Concept breakdown of the robotic arm system (via Lancet & the Guardian)
I never bought that IQ tests were the ultimate measure of intelligence. A paraplegic woman has shown that she has an almost genius-like affinity towards learning how to move a robotic arm with only her thoughts, blowing away researchers with her fast progress.
Jan Scheuermann, now 52 years old, was a business owner in California, when at age 36, she noticed that she was beginning to lose control of her legs. Just six year after, she had lost all movement of her body below her neck due to a spinocerebellar degenerative disease that damaged the connection between her brain and spinal cord.
In 1998, she returned to her hometown of Pittsburgh, PA, but it was not till 2011 that a friend told her about exciting medical experiments being done at the University of Pittsburgh Medical Center (UPMC) that aimed to help those with quadriplegia. She immediately jumped at the opportunity to be submitted to some experiment.
Luckily for her, the UPMC was looking for patients to try a new brain-computer interface (BCI, also referred to as a brain-machine interface or a brain-controlled interface) that would allow a paraplegic or quadriplegic patient to control a robotic arm with only their thoughts. This procedure would involve invasive surgery. Before it took place, Scheuermann declared she would feed herself a bar of chocolate before the experiment was over; a feat she has not accomplished in 10 years.
So the process began by implanting two 4mm^2 microelectrode chips, each containing 96 electrodes, directly over the left motor cortex. Each of these electrodes measure just 1.5mm, and they penetrated just under the surface of the brain. The piece of her skull, which had to be removed for the implant, was put back, but this time, Scheuermann had wires sticking out of her head that connected the electrodes to the computer interface. The BCI was designed to filter and interpret neuron signals, in real-time, using functional magnetic resonance imaging and complex algorithms developed by researcher and professor of neurology, Andrew Schwartz, and his team.
When she woke, she was connected to the BCI and was told to imagine she was moving her arm, wrist and hand. The researchers were pleased to see the different groups of neurons firing with different motions Scheuermann imagined.
The robotic arm, whom Scheuermann called Hector, was designed to have 7 degrees of freedom. It moves up and down, side-to-side, forward and backward, control the pitch, yaw and roll of the wrist and open and close the hand.
The UPMC system is innovative in that it allows users to use more general thoughts in controlling the robotic arm. Instead of focusing on spatial positioning, patients can think of tasks like “grab the chocolate” and the natural neural messages that would normally accomplish that task are the ones used to direct the robotic arm. Researchers hope this will make the system more intuitive and easier to use.

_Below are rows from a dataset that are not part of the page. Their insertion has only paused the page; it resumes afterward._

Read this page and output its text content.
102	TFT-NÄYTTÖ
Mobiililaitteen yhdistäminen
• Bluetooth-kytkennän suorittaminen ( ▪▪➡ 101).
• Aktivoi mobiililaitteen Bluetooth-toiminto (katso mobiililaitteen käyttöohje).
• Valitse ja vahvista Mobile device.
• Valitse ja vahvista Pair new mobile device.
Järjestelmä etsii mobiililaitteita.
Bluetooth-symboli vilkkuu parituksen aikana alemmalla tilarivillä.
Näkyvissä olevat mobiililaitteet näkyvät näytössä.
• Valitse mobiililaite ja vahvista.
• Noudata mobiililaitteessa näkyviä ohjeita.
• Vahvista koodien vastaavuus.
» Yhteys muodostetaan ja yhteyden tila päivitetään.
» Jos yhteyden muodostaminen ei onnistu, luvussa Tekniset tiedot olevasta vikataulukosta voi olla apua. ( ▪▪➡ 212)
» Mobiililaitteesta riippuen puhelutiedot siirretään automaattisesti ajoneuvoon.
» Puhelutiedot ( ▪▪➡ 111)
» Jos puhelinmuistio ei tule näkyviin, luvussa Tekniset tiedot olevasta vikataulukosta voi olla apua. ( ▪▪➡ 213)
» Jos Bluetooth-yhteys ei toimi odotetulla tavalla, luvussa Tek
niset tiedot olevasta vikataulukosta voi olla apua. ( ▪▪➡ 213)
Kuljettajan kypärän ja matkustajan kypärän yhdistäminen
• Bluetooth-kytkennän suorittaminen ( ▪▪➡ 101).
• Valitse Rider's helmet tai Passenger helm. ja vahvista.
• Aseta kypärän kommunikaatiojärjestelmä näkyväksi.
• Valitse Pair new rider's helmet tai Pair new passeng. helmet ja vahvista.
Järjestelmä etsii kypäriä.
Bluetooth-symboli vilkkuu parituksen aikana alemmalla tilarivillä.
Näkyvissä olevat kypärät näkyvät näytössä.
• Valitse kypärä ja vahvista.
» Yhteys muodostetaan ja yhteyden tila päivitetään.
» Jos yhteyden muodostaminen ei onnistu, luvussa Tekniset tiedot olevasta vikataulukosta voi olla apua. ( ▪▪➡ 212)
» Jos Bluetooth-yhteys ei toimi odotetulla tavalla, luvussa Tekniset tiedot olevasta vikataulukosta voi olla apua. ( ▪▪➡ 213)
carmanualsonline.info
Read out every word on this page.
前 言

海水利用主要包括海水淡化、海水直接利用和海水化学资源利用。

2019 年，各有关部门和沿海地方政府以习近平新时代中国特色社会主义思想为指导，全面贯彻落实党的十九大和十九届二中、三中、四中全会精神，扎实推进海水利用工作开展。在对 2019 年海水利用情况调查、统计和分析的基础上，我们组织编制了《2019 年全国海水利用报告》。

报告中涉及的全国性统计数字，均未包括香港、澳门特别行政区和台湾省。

With in just two days, Jan could move the arm in all six spatial directions. After three weeks, she could position it in more particular orientations to grab things like cones, blocks and small objects and move them to a desired space. Researchers thought these tasks would take months. After three months, the BCI better ignored false signals and Jan was able to perform 91.6% of all tasks while completing them 30 seconds faster than she initially could.
Eventually, her performance plateaued partially due to scar tissue that formed on the tips of the electrodes that impeded the clear transmission of neuron signals to the BCI. Researchers will improve future iterations of the system by using electrodes that are 5 thousandths of a millimeter that would not trigger the scarring process.
In the future, apart from thinner electrodes, the UPMC wants to make the system wireless. Schwartz also said future systems might include electrodes in different parts of the brain with the ability to transmit texture and temperature from the robot arm to the user’s brain.
With regard to the innovative UPMC system, Dr. Michael Boninger, a fellow UPMC researcher said, “The biggest change is the sophistication with which we’ve learned to interpret electrical activity in the brain.” As for Scheuermann, she said, “I keep saying this is the rollercoaster, this is the skydiving. It’s just fabulous and I’m enjoying every second of it. This is the ride of my life.”